Stress Management Techniques and Blood Pressure

Not all stress management techniques have shown an effect on lowering blood pressure. The greatest benefit comes from regular physical exercise, a healthy diet, and drinking alcohol in moderation. Techniques like yoga, deep breathing, meditation, and biofeedback do not have as strong evidence for their benefit on blood pressure lowering in the long term. However, while the effect of these stress-reduction techniques on blood pressure has been less promising, their benefits on overall health can still make them worthwhile.

 

How to Find Help With Stress

When stress levels are interfering with your well-being and your physical health, it’s time to look for ways to manage stress. Finding a support system within friends, family, or seeing a therapist for talk therapy can help.
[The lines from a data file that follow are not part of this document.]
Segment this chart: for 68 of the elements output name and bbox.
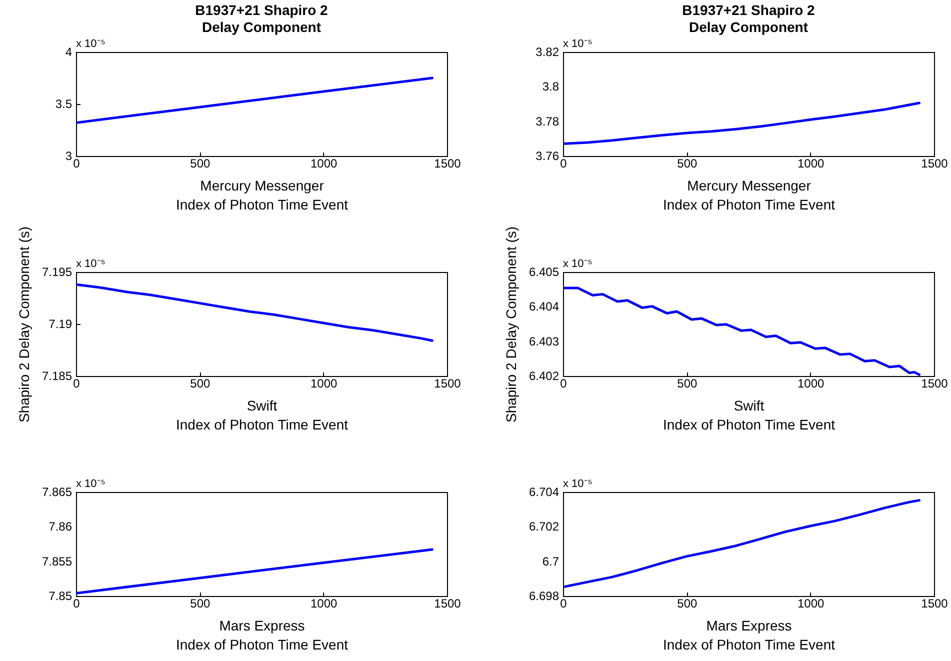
text: x 10⁻⁵ (563, 478, 592, 490)
y-tick-label: 3.82 (536, 45, 560, 59)
x-tick-label: 0 (560, 156, 568, 170)
y-tick-label: 6.702 (528, 520, 560, 534)
y-tick-label: 3.8 (542, 80, 560, 94)
x-tick-label: 500 (677, 156, 698, 170)
x-tick-label: 1000 (797, 596, 825, 610)
line-series (563, 286, 920, 376)
y-tick-label: 6.403 (528, 334, 560, 348)
x-axis-title: Mars Express Index of Photon Time Event (663, 618, 836, 652)
x-axis-title: Swift Index of Photon Time Event (176, 398, 348, 432)
line-series (76, 283, 434, 342)
x-tick-label: 500 (190, 156, 210, 170)
x-tick-label: 1500 (434, 376, 462, 390)
x-axis-title: Swift Index of Photon Time Event (663, 398, 836, 432)
text: x 10⁻⁵ (76, 258, 106, 270)
x-tick-label: 0 (73, 376, 80, 390)
x-tick-label: 1500 (921, 156, 948, 170)
x-tick-label: 500 (190, 376, 210, 390)
y-tick-label: 3.78 (536, 114, 560, 128)
y-tick-label: 6.404 (528, 300, 560, 314)
x-tick-label: 500 (677, 376, 698, 390)
y-axis-title: Shapiro 2 Delay Component (s) (16, 226, 32, 423)
x-tick-label: 0 (560, 596, 568, 610)
y-tick-label: 3 (65, 149, 72, 163)
x-tick-label: 1500 (434, 156, 462, 170)
y-tick-label: 4 (65, 45, 72, 59)
x-tick-label: 1000 (310, 376, 338, 390)
x-tick-label: 1500 (921, 596, 948, 610)
y-tick-label: 6.405 (528, 265, 560, 279)
x-tick-label: 500 (677, 596, 698, 610)
line-series (76, 76, 434, 124)
y-tick-label: 7.85 (48, 589, 72, 603)
y-tick-label: 6.7 (542, 554, 560, 568)
text: x 10⁻⁵ (563, 258, 592, 270)
x-axis-title: Mercury Messenger Index of Photon Time Event (663, 178, 836, 212)
chart-title: B1937+21 Shapiro 2 Delay Component (682, 2, 816, 35)
x-tick-label: 1000 (310, 156, 338, 170)
y-tick-label: 3.5 (55, 97, 72, 111)
line-series (76, 548, 434, 594)
x-tick-label: 500 (190, 596, 210, 610)
x-tick-label: 0 (560, 376, 568, 390)
y-tick-label: 7.19 (48, 317, 72, 331)
y-tick-label: 6.402 (528, 369, 560, 383)
y-tick-label: 7.195 (42, 265, 72, 279)
y-tick-label: 6.698 (528, 589, 560, 603)
y-tick-label: 7.86 (48, 520, 72, 534)
line-series (563, 102, 920, 145)
x-tick-label: 1000 (797, 376, 825, 390)
x-tick-label: 1000 (310, 596, 338, 610)
x-tick-label: 1500 (921, 376, 948, 390)
x-tick-label: 1000 (797, 156, 825, 170)
x-tick-label: 0 (73, 156, 80, 170)
y-tick-label: 7.865 (42, 485, 72, 499)
y-tick-label: 6.704 (528, 485, 560, 499)
text: x 10⁻⁵ (76, 38, 106, 50)
chart-title: B1937+21 Shapiro 2 Delay Component (195, 2, 328, 35)
x-tick-label: 0 (73, 596, 80, 610)
x-tick-label: 1500 (434, 596, 462, 610)
y-axis-title: Shapiro 2 Delay Component (s) (503, 226, 519, 423)
y-tick-label: 7.855 (42, 554, 72, 568)
text: x 10⁻⁵ (563, 38, 592, 50)
y-tick-label: 7.185 (42, 369, 72, 383)
x-axis-title: Mercury Messenger Index of Photon Time Event (176, 178, 348, 212)
x-axis-title: Mars Express Index of Photon Time Event (176, 618, 348, 652)
line-series (563, 499, 920, 588)
y-tick-label: 3.76 (536, 149, 560, 163)
text: x 10⁻⁵ (76, 478, 106, 490)
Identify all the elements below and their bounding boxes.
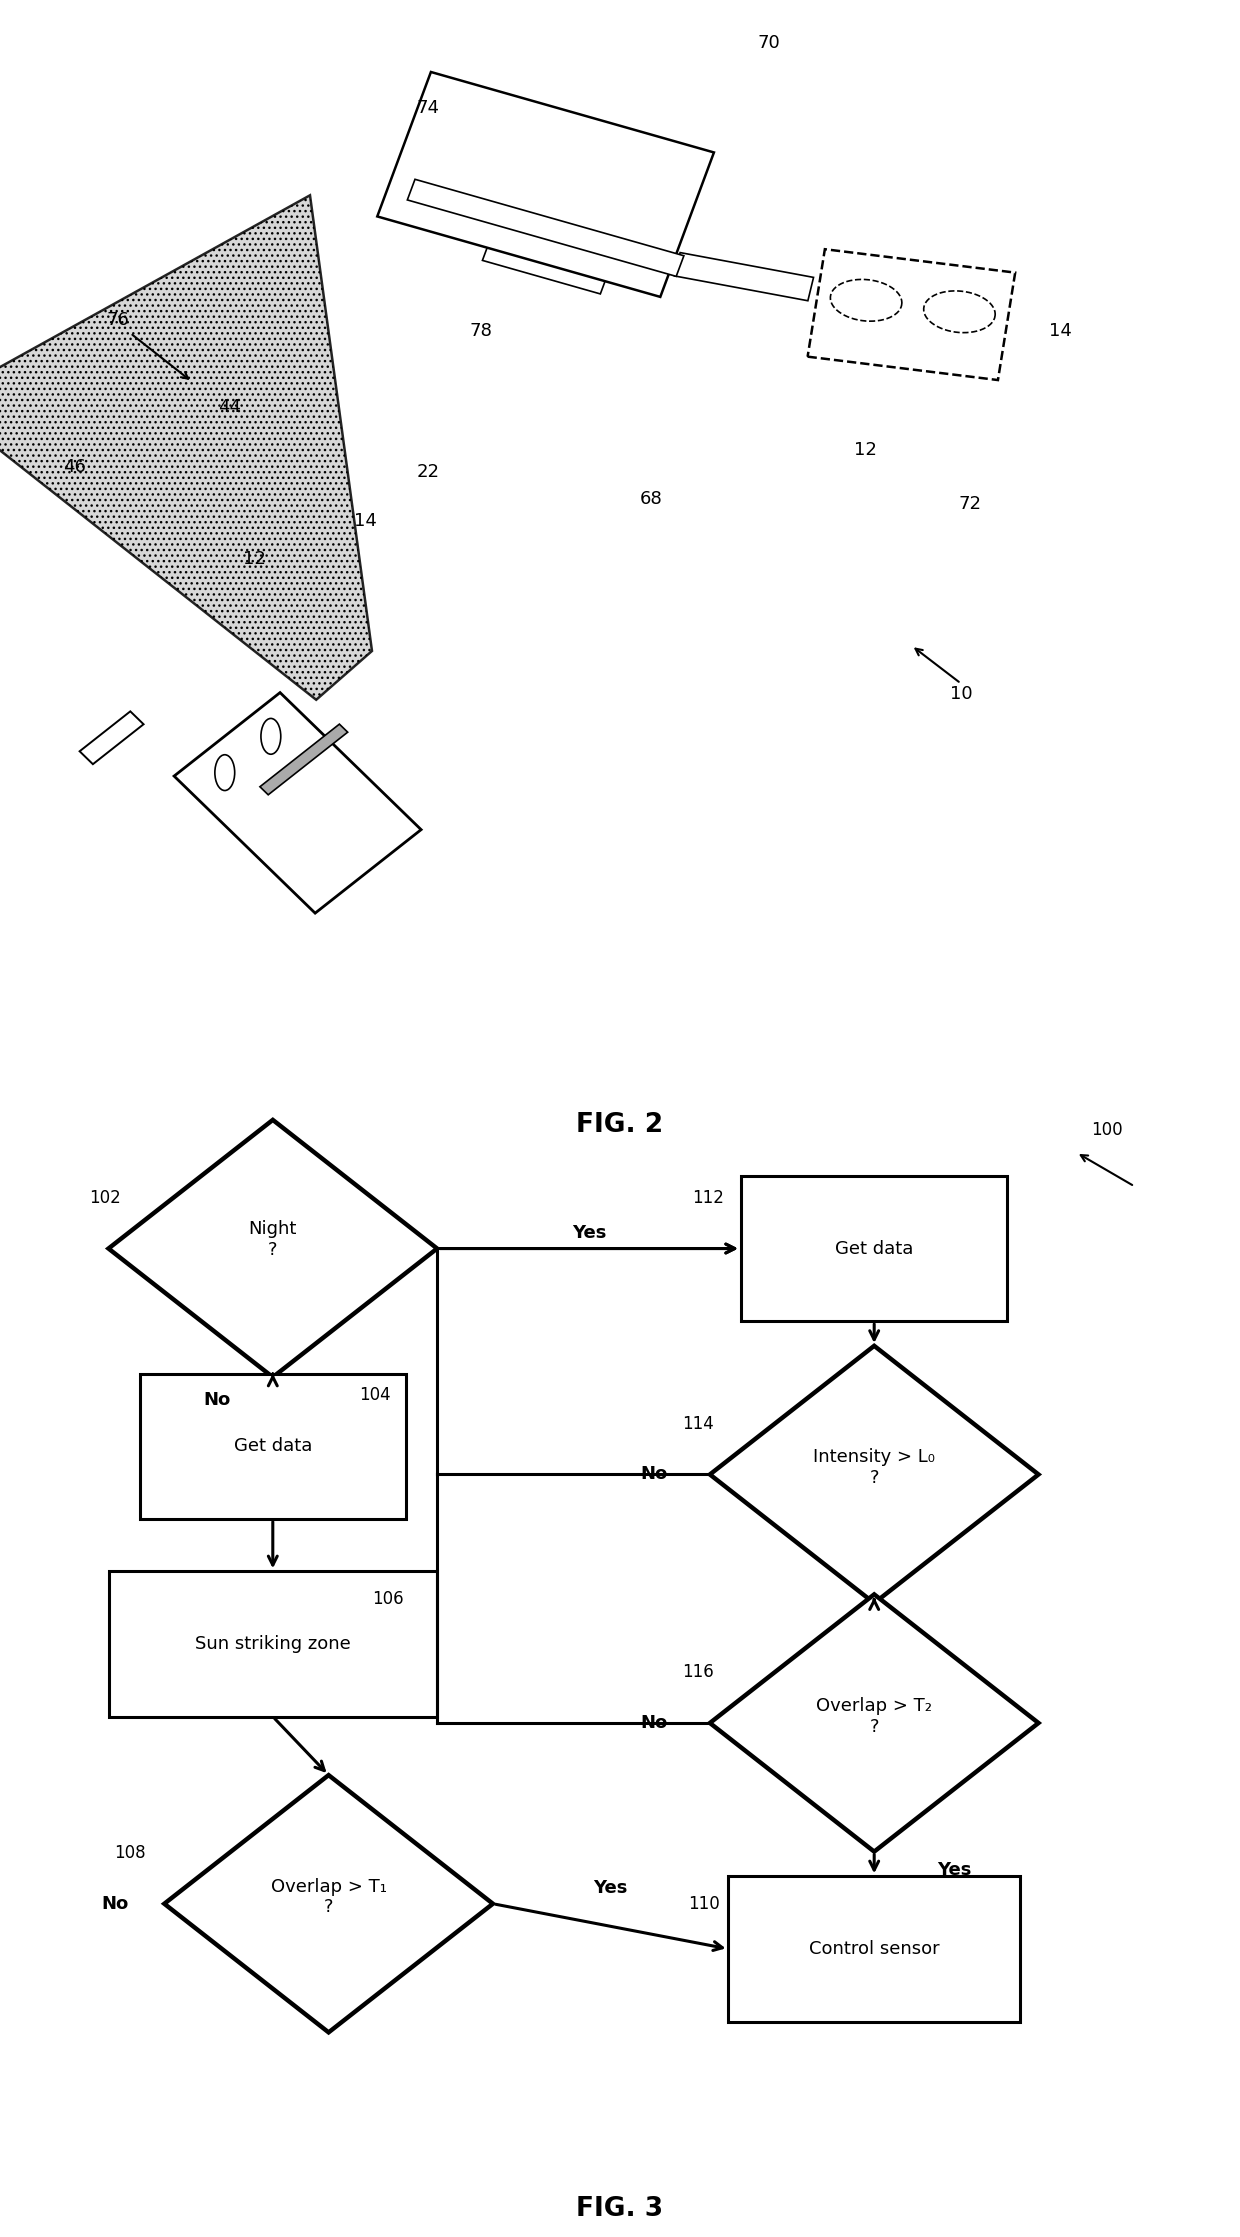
Text: 116: 116 — [682, 1662, 714, 1682]
Text: Overlap > T₁
?: Overlap > T₁ ? — [270, 1877, 387, 1917]
Text: 110: 110 — [688, 1895, 720, 1913]
Text: 100: 100 — [1091, 1121, 1123, 1139]
Text: 14: 14 — [1049, 322, 1071, 340]
Text: Sun striking zone: Sun striking zone — [195, 1635, 351, 1653]
Text: 78: 78 — [470, 322, 492, 340]
FancyBboxPatch shape — [139, 1374, 407, 1519]
Text: 108: 108 — [114, 1843, 146, 1861]
Polygon shape — [174, 693, 422, 913]
Polygon shape — [79, 711, 144, 765]
Text: Get data: Get data — [835, 1239, 914, 1257]
Text: 12: 12 — [243, 550, 265, 568]
Text: 106: 106 — [372, 1591, 404, 1608]
Text: 114: 114 — [682, 1414, 714, 1432]
Text: Intensity > L₀
?: Intensity > L₀ ? — [813, 1447, 935, 1488]
Text: 72: 72 — [959, 497, 981, 515]
Text: FIG. 3: FIG. 3 — [577, 2197, 663, 2221]
Text: 70: 70 — [758, 34, 780, 51]
Text: 112: 112 — [692, 1188, 724, 1206]
Polygon shape — [260, 725, 347, 794]
Text: 104: 104 — [360, 1387, 392, 1405]
Polygon shape — [924, 291, 996, 333]
Text: 12: 12 — [854, 441, 877, 459]
FancyBboxPatch shape — [728, 1877, 1019, 2022]
Text: No: No — [641, 1465, 667, 1483]
Text: Get data: Get data — [233, 1436, 312, 1456]
Text: Control sensor: Control sensor — [808, 1939, 940, 1957]
Polygon shape — [377, 72, 714, 298]
Polygon shape — [164, 1776, 494, 2033]
Text: 76: 76 — [107, 311, 129, 329]
Text: Night
?: Night ? — [248, 1219, 298, 1259]
Text: No: No — [641, 1714, 667, 1731]
FancyBboxPatch shape — [109, 1570, 438, 1716]
Text: 74: 74 — [417, 98, 439, 119]
Text: 68: 68 — [640, 490, 662, 508]
Text: 14: 14 — [355, 512, 377, 530]
Text: 22: 22 — [417, 463, 439, 481]
Polygon shape — [0, 195, 372, 700]
Polygon shape — [831, 280, 901, 322]
Text: FIG. 2: FIG. 2 — [577, 1112, 663, 1139]
Text: 102: 102 — [89, 1188, 122, 1206]
Polygon shape — [407, 179, 684, 277]
Text: No: No — [102, 1895, 128, 1913]
Polygon shape — [482, 237, 609, 293]
Polygon shape — [807, 248, 1016, 380]
Text: Yes: Yes — [572, 1224, 606, 1242]
Text: Yes: Yes — [594, 1879, 627, 1897]
Polygon shape — [109, 1121, 438, 1378]
Text: No: No — [203, 1391, 231, 1409]
Text: 46: 46 — [63, 459, 86, 476]
Text: 44: 44 — [218, 398, 241, 416]
Text: Overlap > T₂
?: Overlap > T₂ ? — [816, 1698, 932, 1736]
Text: 10: 10 — [950, 685, 972, 702]
Polygon shape — [709, 1347, 1039, 1604]
Polygon shape — [675, 253, 813, 300]
Polygon shape — [709, 1595, 1039, 1852]
Text: Yes: Yes — [937, 1861, 972, 1879]
FancyBboxPatch shape — [740, 1177, 1007, 1322]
There are many resources available to those seeking to manage stress levels. Your healthcare provider can provide referrals. Options exist for both online and in-person counselling and support for stress management.

Summary

Stress affects mental health, but it also comes with a myriad of physical effects, including increased blood pressure and heart disease risk. There are many ways to help lower stress, which can improve overall health. Some techniques also have proven effects on lowering blood pressure. Support for stress reduction can come from family, friends, or a trusted counsellor or therapist.